Weird memory Allocation issue. Pytorch tries to allocate 95GiB instead of 15GB

Hello All,
I have a model (let us call it NN_Model) that is made of two submodules let’s say A and B. The input first goes through A then through B and at last a couple of conv layers(2 to be precise).

output = A(input)
output = B(output)
output = conv(output)
return output

When I create an instance of model A and run the forward, it takes around 7.4GB on the GPU. Similarly, model B alone takes around 5GB on the GPU. The last convolutional layers do not take 700MB separately.

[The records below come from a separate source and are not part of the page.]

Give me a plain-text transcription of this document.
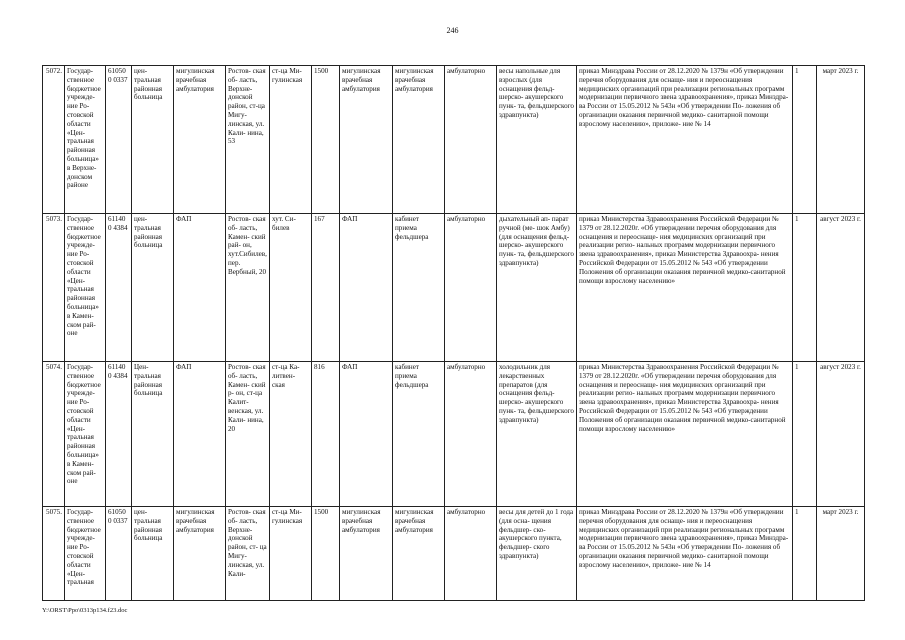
246
5072.	Государ- ственное бюджетное учрежде- ние Ро- стовской области «Цен- тральная районная больница» в Верхне- донском районе	610500 0337	цен- тральная районная больница	мигулинская врачебная амбулатория	Ростов- ская об- ласть, Верхне- донской район, ст-ца Мигу- линская, ул. Кали- нина, 53	ст-ца Ми- гулинская	1500	мигулинская врачебная амбулатория	мигулинская врачебная амбулатория	амбулаторно	весы напольные для взрослых (для оснащения фельд- шерско- акушерского пунк- та, фельдшерского здравпункта)	приказ Минздрава России от 28.12.2020 № 1379н «Об утверждении перечня оборудования для оснаще- ния и переоснащения медицинских организаций при реализации региональных программ модернизации первичного звена здравоохранения», приказ Минздра- ва России от 15.05.2012 № 543н «Об утверждении По- ложения об организации оказания первичной медико- санитарной помощи взрослому населению», приложе- ние № 14	1	март 2023 г.
5073.	Государ- ственное бюджетное учрежде- ние Ро- стовской области «Цен- тральная районная больница» в Камен- ском рай- оне	611400 4384	цен- тральная районная больница	ФАП	Ростов- ская об- ласть, Камен- ский рай- он, хут.Сибилев, пер. Вербный, 20	хут. Си- билев	167	ФАП	кабинет приема фельдшера	амбулаторно	дыхательный ап- парат ручной (ме- шок Амбу) (для оснащения фельд- шерско- акушерского пунк- та, фельдшерского здравпункта)	приказ Министерства Здравоохранения Российской Федерации № 1379 от 28.12.2020г. «Об утверждении перечня оборудования для оснащения и переоснаще- ния медицинских организаций при реализации регио- нальных программ модернизации первичного звена здравоохранения», приказ Министерства Здравоохра- нения Российской Федерации от 15.05.2012 № 543 «Об утверждении Положения об организации оказания первичной медико-санитарной помощи взрослому населению»	1	август 2023 г.
5074.	Государ- ственное бюджетное учрежде- ние Ро- стовской области «Цен- тральная районная больница» в Камен- ском рай- оне	611400 4384	Цен- тральная районная больница	ФАП	Ростов- ская об- ласть, Камен- ский р- он, ст-ца Калит- венская, ул. Кали- нина, 20	ст-ца Ка- литвен- ская	816	ФАП	кабинет приема фельдшера	амбулаторно	холодильник для лекарственных препаратов (для оснащения фельд- шерско- акушерского пунк- та, фельдшерского здравпункта)	приказ Министерства Здравоохранения Российской Федерации № 1379 от 28.12.2020г. «Об утверждении перечня оборудования для оснащения и переоснаще- ния медицинских организаций при реализации регио- нальных программ модернизации первичного звена здравоохранения», приказ Министерства Здравоохра- нения Российской Федерации от 15.05.2012 № 543 «Об утверждении Положения об организации оказания первичной медико-санитарной помощи взрослому населению»	1	август 2023 г.
5075.	Государ- ственное бюджетное учрежде- ние Ро- стовской области «Цен- тральная	610500 0337	цен- тральная районная больница	мигулинская врачебная амбулатория	Ростов- ская об- ласть, Верхне- донской район, ст- ца Мигу- линская, ул. Кали-	ст-ца Ми- гулинская	1500	мигулинская врачебная амбулатория	мигулинская врачебная амбулатория	амбулаторно	весы для детей до 1 года (для осна- щения фельдшер- ско-акушерского пункта, фельдшер- ского здравпункта)	приказ Минздрава России от 28.12.2020 № 1379н «Об утверждении перечня оборудования для оснаще- ния и переоснащения медицинских организаций при реализации региональных программ модернизации первичного звена здравоохранения», приказ Минздра- ва России от 15.05.2012 № 543н «Об утверждении По- ложения об организации оказания первичной медико- санитарной помощи взрослому населению», приложе- ние № 14	1	март 2023 г.
Y:\ORST\Ppo\0313p134.f23.doc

However when I try to run the forward pass of the ‘NN_Model’, pytorch tries to allocate 95GiB on the GPU with the following error message -
RuntimeError: CUDA out of memory. Tried to allocate 95.37 GiB (GPU 0; 7.80 GiB total capacity; 4.25 GiB already allocated; 2.59 GiB free; 4.31 GiB reserved in total by PyTorch)
I am not able to understand the sudden surge in memory required. I expected a total of 15GB required, give or take a GB but 95 is a lot.
Could anyone please tell me the possible reasons. The submodule A is a Resnet50 from torchvision and the submodule B contains 4 softmax’s as their learnable parameter and nothing else. The forward function mainly contains bmm calls which I suppose cannot add to the memory .

Could anyone please help me out me the possible reasons for the above aberration?

Edit - I noticed that 95GiB was trying to get allocated in the forward of the B(which works perfectly when run separately). what could be going wrong ?

TIA

Could you post the code of NN_Model so that we could try to reproduce this issue, please?